On the supply side, industry shrank by 1.9%, versus 0.5% growth in 2014, as a decline in construction outweighed improvements in mining and manufacturing. Cuts in public investment and lower demand for real estate reversed a 9.1% expansion in construction in 2014 to a 13.4% contraction. Growth in services decelerated to 4.5% from 7.4% in 2014, owing to a slowdown in social and other services. Agriculture had the strongest increase, as government concessions on inputs contributed to 6.6% growth following 2.6% decline in 2014.
On the demand side, private and public consumption are believed to have declined because of currency depreciation and some tightening of lending later in the year, even as household savings grew by 31.7% in 2015, more than double the 12.4% growth rate in 2014. Net exports fell sharply because of lower oil prices, as hydrocarbons constitute more than 90% of exports.
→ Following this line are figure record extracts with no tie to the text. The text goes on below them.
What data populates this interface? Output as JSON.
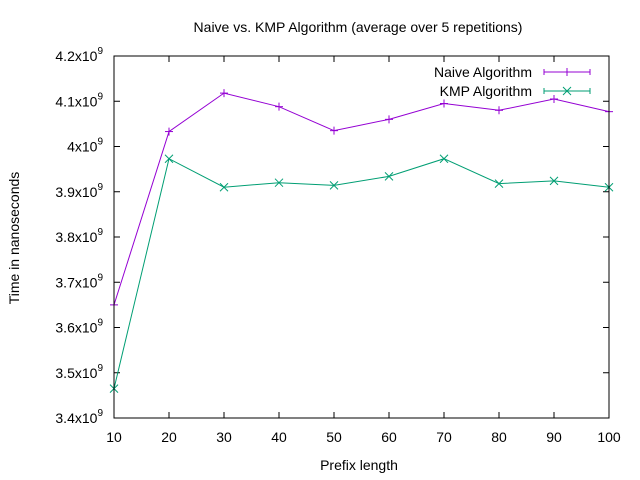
{
  "chart_data": {
    "type": "line",
    "title": "Naive vs. KMP Algorithm (average over 5 repetitions)",
    "xlabel": "Prefix length",
    "ylabel": "Time in nanoseconds",
    "xlim": [
      10,
      100
    ],
    "ylim": [
      3400000000.0,
      4200000000.0
    ],
    "x": [
      10,
      20,
      30,
      40,
      50,
      60,
      70,
      80,
      90,
      100
    ],
    "x_ticks": [
      10,
      20,
      30,
      40,
      50,
      60,
      70,
      80,
      90,
      100
    ],
    "y_ticks": [
      {
        "value": 3400000000.0,
        "mantissa": "3.4",
        "exponent": "9"
      },
      {
        "value": 3500000000.0,
        "mantissa": "3.5",
        "exponent": "9"
      },
      {
        "value": 3600000000.0,
        "mantissa": "3.6",
        "exponent": "9"
      },
      {
        "value": 3700000000.0,
        "mantissa": "3.7",
        "exponent": "9"
      },
      {
        "value": 3800000000.0,
        "mantissa": "3.8",
        "exponent": "9"
      },
      {
        "value": 3900000000.0,
        "mantissa": "3.9",
        "exponent": "9"
      },
      {
        "value": 4000000000.0,
        "mantissa": "4",
        "exponent": "9"
      },
      {
        "value": 4100000000.0,
        "mantissa": "4.1",
        "exponent": "9"
      },
      {
        "value": 4200000000.0,
        "mantissa": "4.2",
        "exponent": "9"
      }
    ],
    "grid": false,
    "legend_position": "top-right",
    "series": [
      {
        "name": "Naive Algorithm",
        "color": "#9400d3",
        "marker": "plus",
        "values": [
          3650000000.0,
          4033000000.0,
          4118000000.0,
          4088000000.0,
          4035000000.0,
          4060000000.0,
          4095000000.0,
          4080000000.0,
          4105000000.0,
          4077000000.0
        ]
      },
      {
        "name": "KMP Algorithm",
        "color": "#009e73",
        "marker": "cross",
        "values": [
          3465000000.0,
          3973000000.0,
          3910000000.0,
          3920000000.0,
          3914000000.0,
          3934000000.0,
          3973000000.0,
          3918000000.0,
          3924000000.0,
          3910000000.0
        ]
      }
    ]
  }
}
Without strong fiscal stimulus, the economy is projected to contract by 1.0% in 2016 because of continued low oil prices, followed by 1.0% growth in 2017 as an expected revival in oil prices facilitates economic recovery. Higher social spending should limit the downturn in 2016. Despite a 10% salary increase for civil servants introduced in early 2016, real household spending is expected to slow as sharply higher inflation, at 12%, reduces real incomes.
On the supply side, industry is forecast to contract in 2016 because of slowing oil production, but it could improve in 2017 and raise incomes if oil prices rebound. Public investment, including assistance from development partners for infrastructure, should stabilize construction in both years. Some growth in agriculture is also anticipated each year with continued government support for farmers, including the anticipated completion of reservoir and irrigation networks.
On the demand side, private consumption and investment, both public and private, will be the main sources of growth. Net exports should narrow in 2016 and recover in 2017 along with oil prices, but the growth outlook remains vulnerable to any further energy price shock.